Devos, keep it simple with education
Education Secretary Betsy DeVos would do well to help states focus on the following positive initiatives, espoused in "The Basic School" by Earnest Boyer: smaller class size, more teachers in those classes, smaller schools, and creating more trusting environments where students can learn in a less competitive environment at their own developmental level. While the federal government wants our country to compete in international rankings, this is not the same as competing in the classroom.
The federal government does not want to manage public education on a national scale. However, it does choose to influence the state’s education programs with initiatives such as the failed, “No Child Left Behind” and “Common Core”. These were standardized testing and curriculum initiatives, respectively. What our public schools need and can achieve nationwide are schools with less than 500 kids, where every teacher and every administrator knows every student in the building.
Schools will succeed better when the class size averages no more than 20 students. In addition, each lead teacher should have a full-time assistant for student guidance. With these ratios, teachers can effectively differentiate instruction to different developmental readiness levels.
Education can be consistent across all regions
DeVos should push her ideas, including more choice, while convincing states that smaller schools are the answer to a collective experience for kids. Whether it is in Los Angeles or Birmingham, these initiatives would go a long way to producing more competitive national results. This is what Washington seeks. A more consistent school experience in all cities, towns, and states, is what will raise national test scores and make the U.S. more competitive in the international community. Smaller schools with the smaller student to teacher ratios could be supported in traditional public school systems as well as charter schools. Private schools could continue to do what they do, as much of their success is driven by the same fundamentals mentioned here.
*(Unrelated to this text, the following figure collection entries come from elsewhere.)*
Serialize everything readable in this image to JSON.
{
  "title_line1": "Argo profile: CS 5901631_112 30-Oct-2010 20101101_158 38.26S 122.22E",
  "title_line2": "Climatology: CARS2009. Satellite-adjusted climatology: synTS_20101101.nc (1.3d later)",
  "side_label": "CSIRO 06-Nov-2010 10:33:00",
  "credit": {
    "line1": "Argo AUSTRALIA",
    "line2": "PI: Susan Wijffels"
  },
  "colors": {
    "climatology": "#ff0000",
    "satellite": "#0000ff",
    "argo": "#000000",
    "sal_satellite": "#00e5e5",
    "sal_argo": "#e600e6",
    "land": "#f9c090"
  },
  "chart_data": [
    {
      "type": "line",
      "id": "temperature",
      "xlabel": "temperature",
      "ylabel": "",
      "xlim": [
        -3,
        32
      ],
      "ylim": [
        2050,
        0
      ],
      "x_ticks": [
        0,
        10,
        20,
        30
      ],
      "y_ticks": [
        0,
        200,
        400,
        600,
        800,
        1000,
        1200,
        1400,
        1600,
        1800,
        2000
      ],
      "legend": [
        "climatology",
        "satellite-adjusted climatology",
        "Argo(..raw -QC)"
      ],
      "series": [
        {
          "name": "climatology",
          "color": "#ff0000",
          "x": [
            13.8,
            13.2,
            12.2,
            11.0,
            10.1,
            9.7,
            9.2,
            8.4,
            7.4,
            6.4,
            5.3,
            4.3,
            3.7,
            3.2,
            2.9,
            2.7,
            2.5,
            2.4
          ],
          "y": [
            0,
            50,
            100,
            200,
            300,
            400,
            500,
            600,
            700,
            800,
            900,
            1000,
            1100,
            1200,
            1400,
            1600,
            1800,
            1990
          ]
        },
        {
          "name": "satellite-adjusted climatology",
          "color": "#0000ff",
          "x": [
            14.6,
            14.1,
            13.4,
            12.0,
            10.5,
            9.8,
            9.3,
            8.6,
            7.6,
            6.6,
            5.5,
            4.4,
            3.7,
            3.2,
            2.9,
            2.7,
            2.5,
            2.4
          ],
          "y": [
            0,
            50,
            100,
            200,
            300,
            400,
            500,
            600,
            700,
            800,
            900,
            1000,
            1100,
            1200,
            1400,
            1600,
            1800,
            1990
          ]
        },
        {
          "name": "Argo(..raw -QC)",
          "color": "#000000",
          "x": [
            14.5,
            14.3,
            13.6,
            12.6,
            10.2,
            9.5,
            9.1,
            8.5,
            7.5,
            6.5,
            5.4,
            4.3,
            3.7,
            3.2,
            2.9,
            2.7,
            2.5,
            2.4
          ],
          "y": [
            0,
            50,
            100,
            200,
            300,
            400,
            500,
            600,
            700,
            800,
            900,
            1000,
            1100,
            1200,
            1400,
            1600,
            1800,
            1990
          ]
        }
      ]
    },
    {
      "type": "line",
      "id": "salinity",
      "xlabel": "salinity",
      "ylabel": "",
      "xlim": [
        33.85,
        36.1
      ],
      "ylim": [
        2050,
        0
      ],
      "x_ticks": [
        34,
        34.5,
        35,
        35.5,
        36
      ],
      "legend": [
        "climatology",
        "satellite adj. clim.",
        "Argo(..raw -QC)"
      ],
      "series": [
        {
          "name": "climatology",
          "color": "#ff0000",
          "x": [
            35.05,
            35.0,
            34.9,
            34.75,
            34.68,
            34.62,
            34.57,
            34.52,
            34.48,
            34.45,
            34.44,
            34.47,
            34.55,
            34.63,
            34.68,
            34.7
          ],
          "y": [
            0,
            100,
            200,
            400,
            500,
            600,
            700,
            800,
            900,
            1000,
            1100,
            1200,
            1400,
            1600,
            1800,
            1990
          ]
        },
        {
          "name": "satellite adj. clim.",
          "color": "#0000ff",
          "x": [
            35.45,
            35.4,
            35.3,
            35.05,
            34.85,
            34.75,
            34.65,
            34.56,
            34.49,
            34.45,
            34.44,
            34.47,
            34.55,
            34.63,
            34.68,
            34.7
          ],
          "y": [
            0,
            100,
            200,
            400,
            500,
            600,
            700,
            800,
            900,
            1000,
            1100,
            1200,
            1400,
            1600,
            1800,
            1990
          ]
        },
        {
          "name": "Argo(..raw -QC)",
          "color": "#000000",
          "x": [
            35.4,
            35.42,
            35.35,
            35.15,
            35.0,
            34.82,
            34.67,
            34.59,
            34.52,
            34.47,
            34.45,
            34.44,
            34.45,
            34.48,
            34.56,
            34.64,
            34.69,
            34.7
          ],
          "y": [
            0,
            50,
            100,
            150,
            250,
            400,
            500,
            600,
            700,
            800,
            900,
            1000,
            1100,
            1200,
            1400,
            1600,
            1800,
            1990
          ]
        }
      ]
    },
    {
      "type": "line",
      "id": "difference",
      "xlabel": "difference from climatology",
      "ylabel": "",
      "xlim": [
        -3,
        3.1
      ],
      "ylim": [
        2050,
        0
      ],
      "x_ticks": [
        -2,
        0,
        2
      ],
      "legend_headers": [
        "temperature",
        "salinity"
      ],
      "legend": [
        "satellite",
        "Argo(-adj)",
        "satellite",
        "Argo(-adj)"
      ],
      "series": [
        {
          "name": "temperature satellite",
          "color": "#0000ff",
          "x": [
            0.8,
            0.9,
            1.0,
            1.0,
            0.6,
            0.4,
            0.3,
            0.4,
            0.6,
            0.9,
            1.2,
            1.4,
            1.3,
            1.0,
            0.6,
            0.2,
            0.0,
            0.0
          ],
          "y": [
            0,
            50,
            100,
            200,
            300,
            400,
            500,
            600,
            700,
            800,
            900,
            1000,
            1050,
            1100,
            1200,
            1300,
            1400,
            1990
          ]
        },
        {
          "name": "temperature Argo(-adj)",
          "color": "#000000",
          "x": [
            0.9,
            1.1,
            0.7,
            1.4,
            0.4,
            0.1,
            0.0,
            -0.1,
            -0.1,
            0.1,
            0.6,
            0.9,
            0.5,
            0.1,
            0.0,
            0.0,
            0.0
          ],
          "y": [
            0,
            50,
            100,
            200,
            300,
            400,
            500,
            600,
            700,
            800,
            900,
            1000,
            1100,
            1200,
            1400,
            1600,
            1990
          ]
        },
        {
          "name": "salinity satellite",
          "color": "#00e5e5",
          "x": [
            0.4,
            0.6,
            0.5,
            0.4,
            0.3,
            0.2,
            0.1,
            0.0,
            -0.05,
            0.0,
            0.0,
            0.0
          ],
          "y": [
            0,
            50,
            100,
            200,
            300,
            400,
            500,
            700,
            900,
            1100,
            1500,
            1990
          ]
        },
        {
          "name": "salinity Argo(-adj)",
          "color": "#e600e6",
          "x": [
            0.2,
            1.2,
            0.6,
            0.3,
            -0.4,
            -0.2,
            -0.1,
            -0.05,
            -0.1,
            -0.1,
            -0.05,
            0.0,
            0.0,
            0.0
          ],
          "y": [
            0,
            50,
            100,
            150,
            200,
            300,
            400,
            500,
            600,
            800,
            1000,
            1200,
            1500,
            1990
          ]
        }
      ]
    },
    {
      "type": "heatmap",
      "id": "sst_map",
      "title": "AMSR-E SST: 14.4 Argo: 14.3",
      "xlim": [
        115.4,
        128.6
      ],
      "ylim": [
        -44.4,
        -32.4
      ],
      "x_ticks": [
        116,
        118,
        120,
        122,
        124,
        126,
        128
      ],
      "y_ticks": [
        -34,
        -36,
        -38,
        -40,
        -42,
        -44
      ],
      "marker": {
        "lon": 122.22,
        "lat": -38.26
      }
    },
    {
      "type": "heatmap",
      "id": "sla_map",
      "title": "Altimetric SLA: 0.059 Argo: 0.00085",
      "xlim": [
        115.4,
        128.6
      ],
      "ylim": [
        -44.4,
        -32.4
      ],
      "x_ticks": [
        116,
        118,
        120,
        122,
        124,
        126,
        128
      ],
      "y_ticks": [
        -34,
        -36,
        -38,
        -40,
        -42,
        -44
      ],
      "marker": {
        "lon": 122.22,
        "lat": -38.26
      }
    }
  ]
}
Already too large public schools, particularly in metropolitan areas, could be physically quartered, with an individual administrative team and higher teacher ratios applied such as outlined. Yes, this will be very expensive. However, my contention is that human capital is where the brunt of education expenses need to be incurred, not on trying to keep up with ever-changing technology. Technology is changing so fast, that kids are learning it faster outside of school than they can inside the school.
The federal government does not need to push social initiatives but needs to follow them
Mrs. DeVos would do well to curtail her initiatives of rolling back Obama era social progress, under the guise of defeating the Democrats.
The world is changing. For the most part, the social gains we make in the name of diversity and equality for all, apply to schools too. While some community groups feel that those changes are moving too fast too soon, once put in place it feels like negative time and energy, to roll them back for what will amount to just a few years.